Provides access to exposure control settings from within Civil View.
Exposure controls are plug-in components that adjust the output levels and color range of a rendering, as if you were adjusting film exposure. Exposure Controls are especially useful for renderings that use radiosity or physically accurate Daylight systems.
If no exposure control is active, you can choose one from the drop-down list that appears at the top of this rollout.
The controls change depending on which exposure control is active, but these are common to all versions of the Civil View Exposure Control rollout.
Automatic Exposure Control samples the rendered image and builds a histogram to give good color separation across the entire dynamic range of the rendering. It can enhance some lighting effects that would otherwise be too dim to see.
You can think of the exposure value as an exposure compensation setting in a camera that has automatic exposure control.
When the checkbox is turned on, color correction shifts all colors so the color displayed in the color swatch appears as white.
Clicking the color swatch displays a Color Selector so you can choose the color to adapt to.
You can use this control to simulate how the eye adjusts to lighting. For example, even when the light in a room has a yellow hue from an incandescent light bulb, we continue to perceive objects that we know to be white, such as printed pages, as white.
When on, renders dimly lit colors as if the light were too dim for the eye to distinguish between colors. When off, renders even dimly lit colors.
Desaturate Low Levels simulates the eye's response to dim lighting. In dim lighting, the eye does not perceive colors and sees tones of gray instead.
Linear Exposure Control samples the rendered image and uses the average brightness of the scene to map physical values to RGB values. Linear Exposure Control is best used for scenes with a low dynamic range.
The controls for the Linear exposure control are the same as for Automatic exposure control.
Logarithmic Exposure Control uses brightness, contrast, and whether the scene is outdoors in daylight to map physical values to RGB values. Logarithmic Exposure Control is better for scenes with a high dynamic range.

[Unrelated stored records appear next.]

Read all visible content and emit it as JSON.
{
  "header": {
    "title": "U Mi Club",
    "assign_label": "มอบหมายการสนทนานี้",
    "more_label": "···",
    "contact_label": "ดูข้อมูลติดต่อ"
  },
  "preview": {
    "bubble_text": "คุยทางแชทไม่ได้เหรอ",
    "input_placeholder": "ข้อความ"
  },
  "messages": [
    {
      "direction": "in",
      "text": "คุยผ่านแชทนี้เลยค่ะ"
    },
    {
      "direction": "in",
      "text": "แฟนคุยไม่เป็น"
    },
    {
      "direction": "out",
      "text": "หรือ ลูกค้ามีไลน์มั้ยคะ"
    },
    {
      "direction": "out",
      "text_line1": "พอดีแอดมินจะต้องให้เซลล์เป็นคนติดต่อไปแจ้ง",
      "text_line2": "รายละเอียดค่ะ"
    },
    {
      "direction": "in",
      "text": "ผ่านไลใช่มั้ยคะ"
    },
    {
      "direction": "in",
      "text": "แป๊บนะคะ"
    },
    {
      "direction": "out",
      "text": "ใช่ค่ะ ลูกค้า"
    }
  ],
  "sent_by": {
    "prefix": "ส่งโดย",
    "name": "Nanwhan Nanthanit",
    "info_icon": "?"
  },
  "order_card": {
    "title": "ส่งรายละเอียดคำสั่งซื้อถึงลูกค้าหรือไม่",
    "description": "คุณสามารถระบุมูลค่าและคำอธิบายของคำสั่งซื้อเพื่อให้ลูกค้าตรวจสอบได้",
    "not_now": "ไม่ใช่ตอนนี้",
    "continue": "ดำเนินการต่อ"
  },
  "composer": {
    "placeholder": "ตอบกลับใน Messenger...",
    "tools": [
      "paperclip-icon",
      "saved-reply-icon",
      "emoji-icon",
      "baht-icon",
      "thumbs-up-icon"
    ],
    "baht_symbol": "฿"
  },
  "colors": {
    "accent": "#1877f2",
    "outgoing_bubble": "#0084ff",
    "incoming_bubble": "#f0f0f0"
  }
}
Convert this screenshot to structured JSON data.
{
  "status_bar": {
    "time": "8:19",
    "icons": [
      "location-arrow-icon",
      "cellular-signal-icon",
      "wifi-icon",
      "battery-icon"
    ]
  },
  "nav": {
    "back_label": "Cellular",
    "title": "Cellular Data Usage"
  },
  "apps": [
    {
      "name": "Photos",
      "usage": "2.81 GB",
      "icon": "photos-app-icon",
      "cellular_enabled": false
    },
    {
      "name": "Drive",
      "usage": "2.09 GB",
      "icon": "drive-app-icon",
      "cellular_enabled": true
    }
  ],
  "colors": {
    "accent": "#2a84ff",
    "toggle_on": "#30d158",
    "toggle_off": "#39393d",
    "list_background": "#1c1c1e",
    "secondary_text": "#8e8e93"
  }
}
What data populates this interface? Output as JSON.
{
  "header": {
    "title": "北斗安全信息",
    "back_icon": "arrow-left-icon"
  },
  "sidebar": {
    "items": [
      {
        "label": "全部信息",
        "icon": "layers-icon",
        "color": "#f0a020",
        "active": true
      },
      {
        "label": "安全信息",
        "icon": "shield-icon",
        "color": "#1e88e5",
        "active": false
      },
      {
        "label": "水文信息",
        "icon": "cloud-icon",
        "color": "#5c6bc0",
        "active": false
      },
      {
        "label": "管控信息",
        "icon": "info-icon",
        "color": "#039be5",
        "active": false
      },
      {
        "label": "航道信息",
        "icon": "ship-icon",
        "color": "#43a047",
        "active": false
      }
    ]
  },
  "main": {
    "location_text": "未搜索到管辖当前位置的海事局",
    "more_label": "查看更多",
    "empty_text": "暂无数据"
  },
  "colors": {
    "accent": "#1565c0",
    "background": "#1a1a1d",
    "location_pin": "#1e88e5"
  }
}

The controls for the Logarithmic exposure control are the same as for Automatic exposure control, with two additional settings:
Turn on this toggle when the primary lighting for your scene comes from standard lights rather than photometric lights. When you use standard lights and turn on Affect Indirect Only, radiosity and exposure control yield results similar to the default scanline renderer. When you use standard lights but leave Affect Indirect Only off, radiosity and exposure control yield results that can be quite different from the default scanline renderer.
The exterior daylight setting compensates for the extreme intensity of an IES sun light.
Pseudo Color Exposure Control is actually a lighting analysis tool that provides you with a way to visualize and evaluate the lighting levels in your scene. It maps luminance or illuminance values to pseudo colors that show the brightness of the values being converted.
From darkest to brightest, the rendering shows blue, cyan, green, yellow, orange, and red. (Alternatively, you can choose a grayscale where the brightest values are white and the darkest are black.) The rendering includes the color or grayscale spectrum bar as a legend for the image.
Pseudo color exposure of a scene with radiosity. Areas in red are overlit, areas in blue are underlit, and areas in green have a good lighting level.
This option is useful when the illumination of the surfaces of interest is low compared to the maximum illumination in the scene.
This control sets exposure for Physical Cameras, using an Exposure Value and color-response curve.